Express exec: Retailers need to tie loyalty into mobile initiatives
ORLANDO, FL – An Express executive who spoke at International CTIA stressed that retailers need to use mobile to take their loyalty efforts to the next level.
Panelists during the “Retail Revolution: Savvy Shoppers Go Mobile” session discussed case studies on how retailers and brands are using social networking and loyalty programs to reach consumers. The panel was moderated by Andrea Farris, mobile retail lead at Accenture.
“I can tell you our mobile site users are on our mobile site just as long as they’re on our Web site,” said Eric Brandt, director of ecommerce operations at Express. “And they’re on our app a little more than half as long.
“They’re very engaged – they have the phone in their hand and wherever they are, whatever they’re doing, when the thought to buy something comes, I want to sell it to them.”
According to Mr. Brandt, it is all about loyalty.
When brands and retailers tie in loyalty to their mobile component, it becomes an incredible tool that lets them market one-to-one with their customer.
“I think that you have to get hold of your marketing group,” said Eric Brandt, director of ecommerce operations at Express. “The more channels your customers are using, the more money they’re going to spend.
“The more engaged you have your customer in your brand, the more you’re going to build more overall value that’s going to flow throughout your brand,” he said. “You have to get your executive staff passed the view of a single channel.”
According to John Jones, vice president and executive creative director of retail at R/GA, when consumers began scanning products in-store, it created fear in the retail industry.
“Part of it for retailers is what do they do with these people who are doing product comparisons,” Mr. Jones said. “This forces retailers to do that active process to find out what their competitor’s prices are and make sure they’re competitive.
Mr. Jones suggested that retailers make the in-store experience seamless for customers.
The executive suggests making sure that there are not a lot of steps that it will take for consumers to complete a transaction.
“You want to make sure that the technology that they’re using reduces the amount of steps,” Mr. Jones said. “We want to encourage interaction with the products.”
Retailer applications and mobile sites enable consumers to make much more educated purchases, per Dan Lowden, vice president of marketing at Digby, Austin, TX.
Mobile creates another opportunity for retailers to engage with folks.
“We saw some retailers do a cut and past from their Web site to their mobile site,” Mr. Lowden said. “What we stress is for companies to look at mobile as a strategic channel on its own.
“The consumer knows what they want to buy in your mobile site or app,” he said. “You have to give them the opportunity to purchase something in 60-seconds.

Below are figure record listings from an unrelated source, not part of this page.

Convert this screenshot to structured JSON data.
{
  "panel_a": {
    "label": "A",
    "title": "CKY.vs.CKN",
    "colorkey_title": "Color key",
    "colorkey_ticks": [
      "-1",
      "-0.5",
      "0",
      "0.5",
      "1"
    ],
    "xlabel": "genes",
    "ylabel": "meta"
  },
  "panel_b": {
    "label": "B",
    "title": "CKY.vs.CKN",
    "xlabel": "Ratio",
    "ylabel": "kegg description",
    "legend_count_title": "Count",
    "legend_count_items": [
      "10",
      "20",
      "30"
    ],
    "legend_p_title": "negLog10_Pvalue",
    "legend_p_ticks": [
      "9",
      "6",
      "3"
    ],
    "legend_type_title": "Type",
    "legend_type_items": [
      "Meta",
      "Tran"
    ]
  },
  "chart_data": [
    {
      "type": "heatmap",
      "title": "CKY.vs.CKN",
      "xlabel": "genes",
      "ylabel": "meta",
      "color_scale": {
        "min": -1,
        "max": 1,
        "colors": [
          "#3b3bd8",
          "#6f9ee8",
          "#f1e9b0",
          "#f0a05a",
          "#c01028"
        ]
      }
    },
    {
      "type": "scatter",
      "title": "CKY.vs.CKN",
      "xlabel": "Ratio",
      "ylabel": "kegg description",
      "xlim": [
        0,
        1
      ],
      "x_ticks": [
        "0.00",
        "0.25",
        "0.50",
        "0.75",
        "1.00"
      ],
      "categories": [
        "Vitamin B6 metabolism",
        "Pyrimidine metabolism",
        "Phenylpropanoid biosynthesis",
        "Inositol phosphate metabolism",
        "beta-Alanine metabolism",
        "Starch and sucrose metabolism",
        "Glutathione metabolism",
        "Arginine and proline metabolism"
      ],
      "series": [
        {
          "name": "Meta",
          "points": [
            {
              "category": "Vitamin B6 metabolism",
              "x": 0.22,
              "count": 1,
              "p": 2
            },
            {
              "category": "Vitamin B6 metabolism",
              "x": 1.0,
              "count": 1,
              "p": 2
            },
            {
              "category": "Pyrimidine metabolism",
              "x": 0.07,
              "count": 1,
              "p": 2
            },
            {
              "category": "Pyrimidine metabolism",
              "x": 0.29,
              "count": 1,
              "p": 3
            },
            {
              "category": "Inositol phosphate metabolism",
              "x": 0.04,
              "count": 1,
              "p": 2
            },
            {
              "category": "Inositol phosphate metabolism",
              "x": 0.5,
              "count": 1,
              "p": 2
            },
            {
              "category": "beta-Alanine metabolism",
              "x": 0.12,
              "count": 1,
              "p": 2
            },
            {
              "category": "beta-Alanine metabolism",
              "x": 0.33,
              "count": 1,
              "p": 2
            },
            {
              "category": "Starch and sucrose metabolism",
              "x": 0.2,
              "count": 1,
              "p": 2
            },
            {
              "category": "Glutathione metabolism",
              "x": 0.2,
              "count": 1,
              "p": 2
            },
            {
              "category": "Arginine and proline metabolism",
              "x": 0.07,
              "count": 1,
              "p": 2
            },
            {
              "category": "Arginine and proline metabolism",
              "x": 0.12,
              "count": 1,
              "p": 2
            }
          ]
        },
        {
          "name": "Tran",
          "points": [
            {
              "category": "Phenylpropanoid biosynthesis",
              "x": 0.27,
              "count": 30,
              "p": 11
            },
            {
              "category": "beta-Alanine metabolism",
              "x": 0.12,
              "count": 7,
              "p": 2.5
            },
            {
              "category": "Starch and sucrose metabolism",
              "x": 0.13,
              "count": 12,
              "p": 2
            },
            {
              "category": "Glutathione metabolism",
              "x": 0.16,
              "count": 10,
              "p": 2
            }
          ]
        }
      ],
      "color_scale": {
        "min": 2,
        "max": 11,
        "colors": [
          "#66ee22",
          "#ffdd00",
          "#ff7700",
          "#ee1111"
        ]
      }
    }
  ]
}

“You have to make an elegant and simple solution.”
According to Alex Muller, CEO/cofounder of GPShopper, it is not about the consumer being savvy anymore. It is about the relationship the consumer has with retailers being savvy.
“Retailers have an opportunity to make a two-way conversation with customers,” Mr. Muller said, “It all comes back to your brand and the user experience.”

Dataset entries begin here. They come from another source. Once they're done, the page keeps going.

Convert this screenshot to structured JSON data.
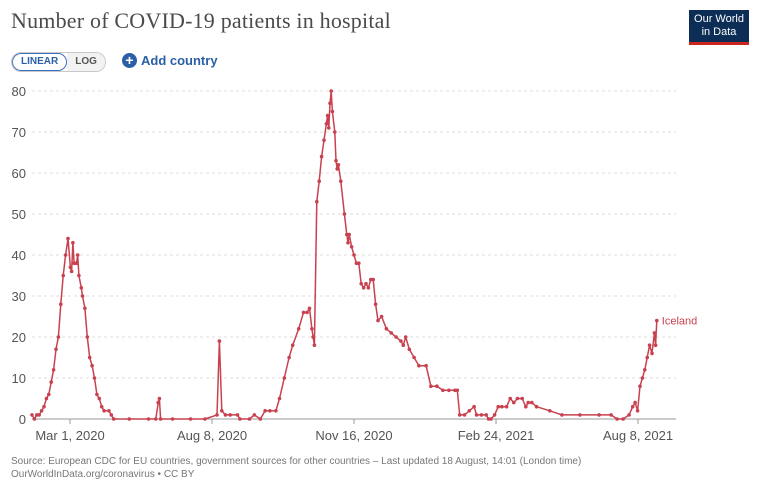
{
  "header": {
    "title": "Number of COVID-19 patients in hospital"
  },
  "logo": {
    "line1": "Our World",
    "line2": "in Data"
  },
  "controls": {
    "linear_label": "LINEAR",
    "log_label": "LOG",
    "add_country_label": "Add country"
  },
  "footer": {
    "source_line": "Source: European CDC for EU countries, government sources for other countries – Last updated 18 August, 14:01 (London time)",
    "url_line": "OurWorldInData.org/coronavirus • CC BY"
  },
  "colors": {
    "series": "#c8414f",
    "grid": "#dddddd",
    "logo_bg": "#0b2d56",
    "logo_accent": "#ce261e",
    "link": "#2a5fa8"
  },
  "chart_data": {
    "type": "line",
    "title": "Number of COVID-19 patients in hospital",
    "xlabel": "",
    "ylabel": "",
    "ylim": [
      0,
      80
    ],
    "yticks": [
      0,
      10,
      20,
      30,
      40,
      50,
      60,
      70,
      80
    ],
    "xticks": [
      "Mar 1, 2020",
      "Aug 8, 2020",
      "Nov 16, 2020",
      "Feb 24, 2021",
      "Aug 8, 2021"
    ],
    "xlim": [
      "2020-02-29",
      "2021-08-18"
    ],
    "grid": true,
    "series": [
      {
        "name": "Iceland",
        "points": [
          [
            "2020-02-29",
            1
          ],
          [
            "2020-03-02",
            0
          ],
          [
            "2020-03-04",
            1
          ],
          [
            "2020-03-06",
            1
          ],
          [
            "2020-03-08",
            2
          ],
          [
            "2020-03-10",
            3
          ],
          [
            "2020-03-12",
            5
          ],
          [
            "2020-03-14",
            6
          ],
          [
            "2020-03-16",
            9
          ],
          [
            "2020-03-18",
            12
          ],
          [
            "2020-03-20",
            17
          ],
          [
            "2020-03-22",
            20
          ],
          [
            "2020-03-24",
            28
          ],
          [
            "2020-03-26",
            35
          ],
          [
            "2020-03-28",
            40
          ],
          [
            "2020-03-30",
            44
          ],
          [
            "2020-04-01",
            37
          ],
          [
            "2020-04-02",
            36
          ],
          [
            "2020-04-03",
            43
          ],
          [
            "2020-04-04",
            38
          ],
          [
            "2020-04-06",
            38
          ],
          [
            "2020-04-07",
            40
          ],
          [
            "2020-04-08",
            35
          ],
          [
            "2020-04-10",
            32
          ],
          [
            "2020-04-11",
            30
          ],
          [
            "2020-04-13",
            27
          ],
          [
            "2020-04-15",
            20
          ],
          [
            "2020-04-17",
            15
          ],
          [
            "2020-04-19",
            13
          ],
          [
            "2020-04-21",
            10
          ],
          [
            "2020-04-23",
            6
          ],
          [
            "2020-04-25",
            5
          ],
          [
            "2020-04-27",
            3
          ],
          [
            "2020-04-29",
            2
          ],
          [
            "2020-05-03",
            2
          ],
          [
            "2020-05-05",
            1
          ],
          [
            "2020-05-07",
            0
          ],
          [
            "2020-05-20",
            0
          ],
          [
            "2020-06-05",
            0
          ],
          [
            "2020-06-11",
            0
          ],
          [
            "2020-06-13",
            4
          ],
          [
            "2020-06-14",
            5
          ],
          [
            "2020-06-15",
            0
          ],
          [
            "2020-06-25",
            0
          ],
          [
            "2020-07-10",
            0
          ],
          [
            "2020-07-22",
            0
          ],
          [
            "2020-08-01",
            1
          ],
          [
            "2020-08-03",
            19
          ],
          [
            "2020-08-05",
            2
          ],
          [
            "2020-08-08",
            1
          ],
          [
            "2020-08-12",
            1
          ],
          [
            "2020-08-18",
            1
          ],
          [
            "2020-08-20",
            0
          ],
          [
            "2020-08-28",
            0
          ],
          [
            "2020-09-01",
            1
          ],
          [
            "2020-09-06",
            0
          ],
          [
            "2020-09-10",
            2
          ],
          [
            "2020-09-14",
            2
          ],
          [
            "2020-09-19",
            2
          ],
          [
            "2020-09-22",
            5
          ],
          [
            "2020-09-26",
            10
          ],
          [
            "2020-09-30",
            15
          ],
          [
            "2020-10-03",
            18
          ],
          [
            "2020-10-08",
            22
          ],
          [
            "2020-10-12",
            26
          ],
          [
            "2020-10-15",
            26
          ],
          [
            "2020-10-17",
            27
          ],
          [
            "2020-10-19",
            22
          ],
          [
            "2020-10-20",
            20
          ],
          [
            "2020-10-21",
            18
          ],
          [
            "2020-10-23",
            53
          ],
          [
            "2020-10-25",
            58
          ],
          [
            "2020-10-27",
            64
          ],
          [
            "2020-10-29",
            68
          ],
          [
            "2020-10-31",
            72
          ],
          [
            "2020-11-01",
            74
          ],
          [
            "2020-11-02",
            71
          ],
          [
            "2020-11-03",
            77
          ],
          [
            "2020-11-04",
            80
          ],
          [
            "2020-11-05",
            75
          ],
          [
            "2020-11-07",
            70
          ],
          [
            "2020-11-08",
            63
          ],
          [
            "2020-11-09",
            61
          ],
          [
            "2020-11-10",
            62
          ],
          [
            "2020-11-12",
            58
          ],
          [
            "2020-11-15",
            50
          ],
          [
            "2020-11-17",
            45
          ],
          [
            "2020-11-18",
            43
          ],
          [
            "2020-11-19",
            45
          ],
          [
            "2020-11-21",
            42
          ],
          [
            "2020-11-23",
            40
          ],
          [
            "2020-11-25",
            38
          ],
          [
            "2020-11-27",
            38
          ],
          [
            "2020-11-29",
            33
          ],
          [
            "2020-12-01",
            32
          ],
          [
            "2020-12-03",
            33
          ],
          [
            "2020-12-05",
            32
          ],
          [
            "2020-12-07",
            34
          ],
          [
            "2020-12-09",
            34
          ],
          [
            "2020-12-11",
            28
          ],
          [
            "2020-12-13",
            24
          ],
          [
            "2020-12-16",
            25
          ],
          [
            "2020-12-20",
            22
          ],
          [
            "2020-12-24",
            21
          ],
          [
            "2020-12-28",
            20
          ],
          [
            "2021-01-01",
            19
          ],
          [
            "2021-01-03",
            18
          ],
          [
            "2021-01-05",
            20
          ],
          [
            "2021-01-08",
            17
          ],
          [
            "2021-01-12",
            15
          ],
          [
            "2021-01-16",
            13
          ],
          [
            "2021-01-22",
            13
          ],
          [
            "2021-01-26",
            8
          ],
          [
            "2021-01-31",
            8
          ],
          [
            "2021-02-05",
            7
          ],
          [
            "2021-02-10",
            7
          ],
          [
            "2021-02-15",
            7
          ],
          [
            "2021-02-17",
            7
          ],
          [
            "2021-02-19",
            1
          ],
          [
            "2021-02-23",
            1
          ],
          [
            "2021-02-27",
            2
          ],
          [
            "2021-03-03",
            3
          ],
          [
            "2021-03-05",
            1
          ],
          [
            "2021-03-09",
            1
          ],
          [
            "2021-03-13",
            1
          ],
          [
            "2021-03-15",
            0
          ],
          [
            "2021-03-17",
            0
          ],
          [
            "2021-03-20",
            1
          ],
          [
            "2021-03-23",
            3
          ],
          [
            "2021-03-26",
            3
          ],
          [
            "2021-03-30",
            3
          ],
          [
            "2021-04-02",
            5
          ],
          [
            "2021-04-05",
            4
          ],
          [
            "2021-04-08",
            5
          ],
          [
            "2021-04-12",
            5
          ],
          [
            "2021-04-15",
            3
          ],
          [
            "2021-04-17",
            4
          ],
          [
            "2021-04-20",
            4
          ],
          [
            "2021-04-24",
            3
          ],
          [
            "2021-05-05",
            2
          ],
          [
            "2021-05-15",
            1
          ],
          [
            "2021-05-30",
            1
          ],
          [
            "2021-06-15",
            1
          ],
          [
            "2021-06-25",
            1
          ],
          [
            "2021-06-30",
            0
          ],
          [
            "2021-07-05",
            0
          ],
          [
            "2021-07-10",
            1
          ],
          [
            "2021-07-13",
            3
          ],
          [
            "2021-07-15",
            4
          ],
          [
            "2021-07-17",
            2
          ],
          [
            "2021-07-19",
            8
          ],
          [
            "2021-07-21",
            10
          ],
          [
            "2021-07-23",
            12
          ],
          [
            "2021-07-25",
            15
          ],
          [
            "2021-07-27",
            18
          ],
          [
            "2021-07-29",
            16
          ],
          [
            "2021-07-31",
            21
          ],
          [
            "2021-08-01",
            18
          ],
          [
            "2021-08-02",
            24
          ]
        ]
      }
    ]
  }
}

Currently, more companies are using mobile bar codes to drive consumers in-store.
Mobile bar codes provided additional content for users – whether it’s a video they can watch to learn more about the product or a coupon that they receive when they scan it.
“A couple of years ago, consumers were empowered by having to talk to the salesperson,” said Mike Wehrs, CEO/president of Scanbuy, New York. “Now you got 3 billion people on this planet with a camera phone and they can take a photo or scan a bar code and find out all kinds of relevant information about the product.”